Place the carcass in a large stockpot or Dutch oven. Add the onion, carrots, celery, garlic, thyme, bay leaves, peppercorns, and parsley stems.
Cover with cold water by about 2 inches. Cold water extracts more gelatin than hot.
Bring to a bare simmer over medium heat — small bubbles breaking the surface, not a rolling boil. This takes 20–30 minutes.
Skim any foam or scum that rises to the top in the first 15 minutes.
Reduce heat to low. Maintain a gentle simmer for 3–4 hours. The surface should barely move.
Taste and season with salt in the last 30 minutes — start light, you can always add more later.

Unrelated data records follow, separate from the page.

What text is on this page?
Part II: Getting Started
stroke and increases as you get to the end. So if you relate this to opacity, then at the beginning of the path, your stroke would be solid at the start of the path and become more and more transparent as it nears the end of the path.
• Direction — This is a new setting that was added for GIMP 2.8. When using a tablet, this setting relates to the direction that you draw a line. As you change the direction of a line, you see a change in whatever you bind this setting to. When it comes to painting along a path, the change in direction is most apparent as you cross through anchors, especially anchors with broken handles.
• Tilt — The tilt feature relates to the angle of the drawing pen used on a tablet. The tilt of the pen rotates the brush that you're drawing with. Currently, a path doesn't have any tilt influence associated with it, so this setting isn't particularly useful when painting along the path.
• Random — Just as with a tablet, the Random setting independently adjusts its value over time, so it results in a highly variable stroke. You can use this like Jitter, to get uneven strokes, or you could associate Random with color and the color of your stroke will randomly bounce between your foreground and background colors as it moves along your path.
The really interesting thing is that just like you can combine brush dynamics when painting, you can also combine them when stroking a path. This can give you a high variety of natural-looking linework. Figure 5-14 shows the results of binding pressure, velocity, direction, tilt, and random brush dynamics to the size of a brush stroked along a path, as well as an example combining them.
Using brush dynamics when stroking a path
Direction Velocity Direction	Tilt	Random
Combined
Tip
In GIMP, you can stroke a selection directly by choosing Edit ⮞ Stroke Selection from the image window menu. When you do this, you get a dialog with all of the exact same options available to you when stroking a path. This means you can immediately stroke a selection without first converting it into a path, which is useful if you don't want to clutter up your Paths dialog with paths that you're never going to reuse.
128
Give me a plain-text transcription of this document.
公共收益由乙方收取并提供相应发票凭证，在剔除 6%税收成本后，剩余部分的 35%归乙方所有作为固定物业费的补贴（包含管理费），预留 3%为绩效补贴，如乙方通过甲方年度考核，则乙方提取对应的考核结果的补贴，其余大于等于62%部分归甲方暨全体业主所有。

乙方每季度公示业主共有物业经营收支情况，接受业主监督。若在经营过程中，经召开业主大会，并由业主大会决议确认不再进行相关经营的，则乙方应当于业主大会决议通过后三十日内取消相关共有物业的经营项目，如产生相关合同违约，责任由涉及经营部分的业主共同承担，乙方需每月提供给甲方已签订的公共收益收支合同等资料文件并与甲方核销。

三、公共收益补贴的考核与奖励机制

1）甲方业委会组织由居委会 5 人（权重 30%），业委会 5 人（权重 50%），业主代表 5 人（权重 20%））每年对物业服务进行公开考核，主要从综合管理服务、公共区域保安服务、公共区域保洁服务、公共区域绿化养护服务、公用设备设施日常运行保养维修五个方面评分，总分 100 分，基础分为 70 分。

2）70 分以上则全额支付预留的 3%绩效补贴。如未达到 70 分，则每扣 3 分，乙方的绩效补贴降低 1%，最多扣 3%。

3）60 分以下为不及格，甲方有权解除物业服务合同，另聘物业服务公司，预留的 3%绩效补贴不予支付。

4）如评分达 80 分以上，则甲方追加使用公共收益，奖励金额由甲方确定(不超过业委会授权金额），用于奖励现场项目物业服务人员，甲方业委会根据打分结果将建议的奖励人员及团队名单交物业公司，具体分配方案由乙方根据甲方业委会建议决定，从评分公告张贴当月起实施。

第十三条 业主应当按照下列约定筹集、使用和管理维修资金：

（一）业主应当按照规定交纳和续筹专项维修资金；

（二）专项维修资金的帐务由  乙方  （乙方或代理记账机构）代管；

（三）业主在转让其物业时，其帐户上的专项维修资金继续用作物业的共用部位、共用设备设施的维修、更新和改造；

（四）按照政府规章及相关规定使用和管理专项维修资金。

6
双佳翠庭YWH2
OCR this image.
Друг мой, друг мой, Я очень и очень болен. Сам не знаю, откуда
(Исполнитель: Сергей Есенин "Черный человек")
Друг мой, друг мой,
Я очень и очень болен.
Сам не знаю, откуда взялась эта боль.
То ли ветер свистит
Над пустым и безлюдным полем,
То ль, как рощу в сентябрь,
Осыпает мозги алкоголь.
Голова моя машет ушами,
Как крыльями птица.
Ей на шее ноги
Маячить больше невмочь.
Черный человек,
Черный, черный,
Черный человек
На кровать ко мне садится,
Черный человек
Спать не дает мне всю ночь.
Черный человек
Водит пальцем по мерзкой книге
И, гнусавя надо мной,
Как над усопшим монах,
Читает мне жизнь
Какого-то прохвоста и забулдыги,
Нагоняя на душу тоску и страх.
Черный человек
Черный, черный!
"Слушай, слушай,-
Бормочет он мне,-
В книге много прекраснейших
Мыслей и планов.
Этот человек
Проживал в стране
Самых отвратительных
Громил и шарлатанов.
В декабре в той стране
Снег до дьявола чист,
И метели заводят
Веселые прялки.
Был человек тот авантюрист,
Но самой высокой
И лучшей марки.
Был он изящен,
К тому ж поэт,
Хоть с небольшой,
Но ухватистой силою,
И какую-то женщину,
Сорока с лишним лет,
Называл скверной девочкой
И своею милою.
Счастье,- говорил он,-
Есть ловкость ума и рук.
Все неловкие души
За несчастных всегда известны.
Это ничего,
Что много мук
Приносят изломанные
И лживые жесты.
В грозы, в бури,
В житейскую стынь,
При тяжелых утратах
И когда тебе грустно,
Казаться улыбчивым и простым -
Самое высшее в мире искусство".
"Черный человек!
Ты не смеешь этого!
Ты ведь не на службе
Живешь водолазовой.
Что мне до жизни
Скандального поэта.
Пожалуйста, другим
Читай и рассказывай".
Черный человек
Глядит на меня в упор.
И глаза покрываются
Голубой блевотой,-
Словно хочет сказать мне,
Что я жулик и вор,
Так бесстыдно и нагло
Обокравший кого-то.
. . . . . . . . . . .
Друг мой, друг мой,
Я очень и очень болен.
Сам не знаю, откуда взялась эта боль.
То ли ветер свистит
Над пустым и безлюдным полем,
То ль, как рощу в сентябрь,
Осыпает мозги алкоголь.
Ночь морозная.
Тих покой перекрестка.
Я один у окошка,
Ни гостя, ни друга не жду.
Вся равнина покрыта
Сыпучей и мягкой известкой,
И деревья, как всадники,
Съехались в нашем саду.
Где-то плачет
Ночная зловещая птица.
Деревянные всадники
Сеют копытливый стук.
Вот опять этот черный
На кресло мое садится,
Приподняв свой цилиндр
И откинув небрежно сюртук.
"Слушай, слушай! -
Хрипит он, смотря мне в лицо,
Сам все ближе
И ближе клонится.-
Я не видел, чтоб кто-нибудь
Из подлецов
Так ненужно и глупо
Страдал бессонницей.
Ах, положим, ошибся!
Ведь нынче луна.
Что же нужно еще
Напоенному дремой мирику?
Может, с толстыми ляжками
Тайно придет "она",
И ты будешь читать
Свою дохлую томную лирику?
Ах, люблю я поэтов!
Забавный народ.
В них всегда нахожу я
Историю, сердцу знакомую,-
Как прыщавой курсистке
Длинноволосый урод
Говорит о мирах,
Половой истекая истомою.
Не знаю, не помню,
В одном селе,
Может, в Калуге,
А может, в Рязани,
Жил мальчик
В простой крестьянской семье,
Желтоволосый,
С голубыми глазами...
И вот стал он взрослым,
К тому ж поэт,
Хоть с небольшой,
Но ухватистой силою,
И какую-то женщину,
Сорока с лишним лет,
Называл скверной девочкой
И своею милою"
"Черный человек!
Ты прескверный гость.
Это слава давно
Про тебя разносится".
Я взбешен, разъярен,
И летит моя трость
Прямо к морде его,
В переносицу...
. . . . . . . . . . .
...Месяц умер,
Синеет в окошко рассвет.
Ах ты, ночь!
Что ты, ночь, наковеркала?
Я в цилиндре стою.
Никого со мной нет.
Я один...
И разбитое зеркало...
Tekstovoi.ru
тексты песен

Strain through a fine-mesh sieve into a clean pot or large bowl. Press gently on the solids to extract liquid, but don’t force — pressing too hard makes it cloudy.
Discard the solids. Let the stock cool slightly before refrigerating.
To Store
Refrigerate uncovered until the fat solidifies on top (overnight is ideal).
Skim the fat — save it for cooking or discard.
Transfer to airtight containers. Refrigerate for up to 5 days or freeze for up to 3 months.